Hayal mi görüyordum? Sarhoş zihnim bana oyun oynuyordu kesinlikle. Böyle bir güzellik nasıl mümkün olabilirdi?

Beyaz saçları beline doğru akıyor, omuzlarından aşağı iniyordu. Gözleri kapalıydı. Üstündeki elbisenin beyazlığı saçlarına karışıyor, ay gibi tenini, suya doğru uzattığı bacaklarını açıkta bırakıyordu. Eteğinin bir kısmı denizle beraber dalgalanıyordu. Bu gece ay yoktu gökyüzünde. Eminim olsa, onu görünce utanıp saklanırdı. Bir melek mi düşmüştü yeryüzüne? Hayır, olsa olsa bir tanrıçaydı. Yoksa ne işi olurdu böyle bir güzelliğin insanların arasında?

Ona baktım. Her zerresini zihnime kazımak ister gibi, bir mucizeye bakar gibi baktım. Tenime esen rüzgar, göğsümde harlanan saf ateşe karıştı. Öylece, sadece ona baktım. Sanki gözlerimi kaçırırsam yok olacaktı. Gördüğüm bir hayaldi ve gözlerimi kırptığım an gidecekti. Ama gitmedi. Defalarca gözlerimi kırptım. Oradaydı, hâlâ içime işleyen o şarkıyı mırıldanıyordu. Gitmemişti. Beyaz saçları rüzgarda, elbisesi denizde dalgalanıyordu. Tüm gerçekliğiyle karşımdaydı.

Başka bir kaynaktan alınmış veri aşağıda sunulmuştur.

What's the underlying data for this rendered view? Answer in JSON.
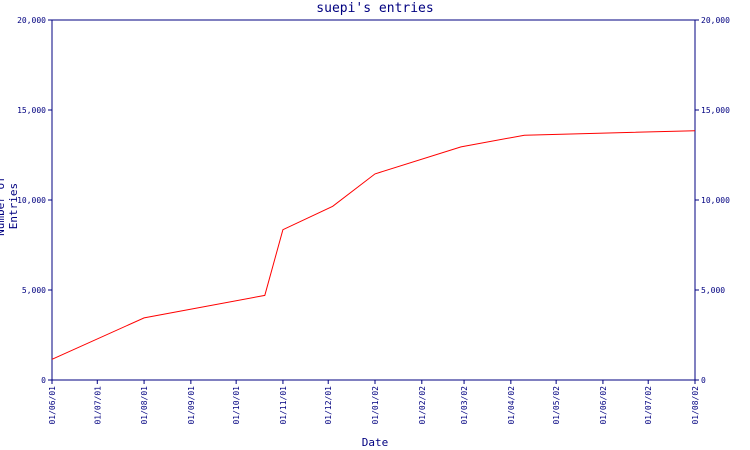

Bir insan mıydı bu kadın hayal değilse? Eğer bir faniyse nasıl geziyordu bunca sıradan yaratığın arasında? Ona bakarlardı elbet, gözlerini alamazlardı, şüphem yoktu. Bir ressamın elinden çıkmış kadar kusursuzdu çünkü. Ama benim gibi duyuyorlar mıydı onu, hissediyorlar mıydı? Yıldız olsam diz çökerdim önünde, gece olsam tapardım. Şarkı olsam dilinde en güzel sözleri sunardım. Her nefesinde titrerdim boynundaki ay taşı olsaydım.

Seslensem duyar mıydı acaba? Bu şarkıyı bölmeye gönlüm yoktu.

Yapma, Leyla. Dinle. Tadını çıkar bu rüyanın.

Yapamadım. Sırtımı arkamdaki kamaraya yasladım. O güzel sesi, hayatım boyunca kulaklarımda değilse de zihnimde yankılanacak o sesi dinledim. Anlamını bilmediğim kelimelerin geceyi yıkamasına, karanlığı bir tanrıçanın sesiyle kırmasına tanık oldum.

Ta ki gözlerim kapanıp da alkolden sebep aşktan sonuç sarhoşluğuma yenik düşene kadar.